By Michael Bushnell
Northeast News
May 6, 2015

In January of 1859, the town of Wyandot was incorporated and two streets were cut across what we now know as the Huron Indian Cemetery. An 1857 plat-map shows those two streets to be Minnesota Avenue and Seventh Street. Created 17 years earlier, the cemetery was the site of hundreds of Indian interments, according to historians. The graves, however, are unmarked and impossible to find since no tombstones were placed in those days.

Over time, the Wyandot Nation has had to defend their sacred land against the encroachment of developers on repeated occasions — often with violent results. The cemetery sits on prime development ground in the heart of downtown Kansas City, Kansas.

As the town grew, the land became more valuable to those wishing to make their fortune in the land speculation game. The cemetery, however, remains largely intact today due to the efforts of the Conley sisters who, in 1906, established Fort Conley on the grounds of the cemetery to protect it from marauding land developers seeking to displace the graves and develop the site. The sisters padlocked the front gate of the fenced cemetery and hung a sign reading “Enter at your own peril.”

A local newspaper interviewed Miss Lydia Conley who said, “in this cemetery are buried 100 of our ancestors. Why should we not be proud of our ancestors and protect their graves? We shall do it, and woe be to the man that first attempts to steal a body. We are part owners of the ground and have the right under the law to keep off trespassers, the right a man has to shoot a burglar who enters his home.”
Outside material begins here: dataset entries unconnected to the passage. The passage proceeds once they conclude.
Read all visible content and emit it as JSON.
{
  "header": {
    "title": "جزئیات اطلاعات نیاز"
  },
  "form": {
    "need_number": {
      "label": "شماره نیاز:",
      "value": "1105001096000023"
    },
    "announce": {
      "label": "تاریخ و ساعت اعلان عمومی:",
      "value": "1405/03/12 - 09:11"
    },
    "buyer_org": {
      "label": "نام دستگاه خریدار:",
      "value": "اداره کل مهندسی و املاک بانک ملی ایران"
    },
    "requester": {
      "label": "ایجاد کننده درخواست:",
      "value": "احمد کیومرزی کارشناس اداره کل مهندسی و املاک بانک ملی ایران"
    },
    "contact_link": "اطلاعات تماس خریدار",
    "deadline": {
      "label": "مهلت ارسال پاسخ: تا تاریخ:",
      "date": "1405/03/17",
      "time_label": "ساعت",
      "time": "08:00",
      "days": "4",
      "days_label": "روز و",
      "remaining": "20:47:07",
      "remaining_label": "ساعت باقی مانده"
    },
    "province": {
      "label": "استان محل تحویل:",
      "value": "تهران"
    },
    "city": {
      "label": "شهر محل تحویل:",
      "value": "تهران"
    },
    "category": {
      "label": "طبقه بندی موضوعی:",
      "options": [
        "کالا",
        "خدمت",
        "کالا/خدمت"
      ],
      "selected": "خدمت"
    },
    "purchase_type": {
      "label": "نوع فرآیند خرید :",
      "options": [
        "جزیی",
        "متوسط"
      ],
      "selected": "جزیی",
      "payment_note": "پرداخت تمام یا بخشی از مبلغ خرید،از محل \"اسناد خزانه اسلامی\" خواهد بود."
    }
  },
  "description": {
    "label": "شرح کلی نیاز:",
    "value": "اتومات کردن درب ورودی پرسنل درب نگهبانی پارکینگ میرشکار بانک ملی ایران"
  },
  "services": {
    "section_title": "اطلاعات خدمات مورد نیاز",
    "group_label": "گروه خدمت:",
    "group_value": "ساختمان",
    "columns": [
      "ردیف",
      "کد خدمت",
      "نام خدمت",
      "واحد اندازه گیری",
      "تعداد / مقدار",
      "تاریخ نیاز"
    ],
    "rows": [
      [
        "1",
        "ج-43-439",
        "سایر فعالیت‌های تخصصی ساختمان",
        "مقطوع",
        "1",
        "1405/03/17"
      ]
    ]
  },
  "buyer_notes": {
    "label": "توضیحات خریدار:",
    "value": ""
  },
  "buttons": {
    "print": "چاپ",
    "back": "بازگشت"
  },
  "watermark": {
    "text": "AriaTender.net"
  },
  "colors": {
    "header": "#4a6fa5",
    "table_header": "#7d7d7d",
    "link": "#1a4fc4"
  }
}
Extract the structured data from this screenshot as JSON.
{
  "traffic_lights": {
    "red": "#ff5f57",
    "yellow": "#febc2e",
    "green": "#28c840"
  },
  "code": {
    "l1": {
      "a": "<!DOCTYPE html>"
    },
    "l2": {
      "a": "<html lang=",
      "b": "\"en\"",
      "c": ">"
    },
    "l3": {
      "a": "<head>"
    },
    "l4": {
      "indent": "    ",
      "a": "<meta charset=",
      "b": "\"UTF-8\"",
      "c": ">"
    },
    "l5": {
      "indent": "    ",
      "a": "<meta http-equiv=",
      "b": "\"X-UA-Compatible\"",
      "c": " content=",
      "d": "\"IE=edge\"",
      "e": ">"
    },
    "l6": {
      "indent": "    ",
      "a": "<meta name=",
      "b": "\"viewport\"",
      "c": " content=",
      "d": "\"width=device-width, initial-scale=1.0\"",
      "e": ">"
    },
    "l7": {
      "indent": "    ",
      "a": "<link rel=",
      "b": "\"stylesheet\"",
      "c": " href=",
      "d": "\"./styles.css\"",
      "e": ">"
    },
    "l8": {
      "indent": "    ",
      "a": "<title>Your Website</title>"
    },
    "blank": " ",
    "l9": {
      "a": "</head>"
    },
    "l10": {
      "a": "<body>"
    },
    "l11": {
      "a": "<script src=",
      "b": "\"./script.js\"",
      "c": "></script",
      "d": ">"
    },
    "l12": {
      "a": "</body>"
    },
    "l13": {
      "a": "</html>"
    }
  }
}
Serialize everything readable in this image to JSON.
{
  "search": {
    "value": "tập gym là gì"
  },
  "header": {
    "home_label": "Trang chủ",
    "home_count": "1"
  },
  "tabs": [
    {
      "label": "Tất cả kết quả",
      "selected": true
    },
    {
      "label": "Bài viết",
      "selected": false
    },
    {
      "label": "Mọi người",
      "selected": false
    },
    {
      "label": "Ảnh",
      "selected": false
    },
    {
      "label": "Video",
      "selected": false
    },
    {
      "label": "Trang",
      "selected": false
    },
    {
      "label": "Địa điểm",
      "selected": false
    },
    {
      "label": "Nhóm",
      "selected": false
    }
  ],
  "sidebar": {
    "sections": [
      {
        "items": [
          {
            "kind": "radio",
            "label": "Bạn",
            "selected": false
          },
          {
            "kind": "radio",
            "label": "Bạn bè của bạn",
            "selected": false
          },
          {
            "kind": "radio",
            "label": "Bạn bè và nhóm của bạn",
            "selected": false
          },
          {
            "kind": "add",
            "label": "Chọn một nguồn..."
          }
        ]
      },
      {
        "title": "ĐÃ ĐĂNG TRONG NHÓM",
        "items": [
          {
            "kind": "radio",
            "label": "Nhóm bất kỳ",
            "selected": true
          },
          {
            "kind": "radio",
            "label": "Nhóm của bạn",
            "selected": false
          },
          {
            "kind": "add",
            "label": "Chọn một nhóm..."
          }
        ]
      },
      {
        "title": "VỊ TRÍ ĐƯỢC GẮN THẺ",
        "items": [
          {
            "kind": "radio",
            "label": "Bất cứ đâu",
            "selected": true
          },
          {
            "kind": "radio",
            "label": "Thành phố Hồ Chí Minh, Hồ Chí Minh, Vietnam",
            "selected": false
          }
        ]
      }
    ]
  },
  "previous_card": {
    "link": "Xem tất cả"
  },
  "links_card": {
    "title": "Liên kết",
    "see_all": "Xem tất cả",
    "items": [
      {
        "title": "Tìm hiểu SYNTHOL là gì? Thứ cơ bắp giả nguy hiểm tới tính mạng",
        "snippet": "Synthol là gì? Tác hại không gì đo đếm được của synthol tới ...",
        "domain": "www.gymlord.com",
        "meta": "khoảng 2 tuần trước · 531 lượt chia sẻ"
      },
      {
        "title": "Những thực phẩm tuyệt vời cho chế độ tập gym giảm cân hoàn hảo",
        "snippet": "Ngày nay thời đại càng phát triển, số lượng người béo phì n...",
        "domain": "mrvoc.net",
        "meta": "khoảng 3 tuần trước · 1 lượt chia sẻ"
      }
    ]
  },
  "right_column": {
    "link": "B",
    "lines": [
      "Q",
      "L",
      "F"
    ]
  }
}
In 1909, Miss Eliza Burton Conley became the first woman of Indian decent to argue — and win — a case in the United States Supreme Court.

The suit, filed by the sisters, sought to have the sacred grounds protected from disturbance. The ruling by the high court is said to be one of the most sympathetic in history. When her sister Helena died in 1956, she had the epitaph “Floating Voice” carved into her tombstone. Below it reads, “Cursed be the villain who molests these graves.”

The cemetery was registered as a National Historic Landmark in 1971.

This card, published by the Webb-Freyschlag Company of Kansas City was sent to Miss Jesse Yoakum, 936 Kansas Ave., Kansas City, Kan. Obviously, postal carriers were a bit more staid in those days as the message refers to an appointment the writer had with the recipient on that very day. The message reads: “Dear Jessie, I won’t be over to take my lesson today. Will be over next week. Did you have your piano stored or not? Lloyd is home for his vacation, just looks fine. Don’t forget William Tell Overture. With lots of love, Grace Roark.”

The card was mailed on July 14, 1909.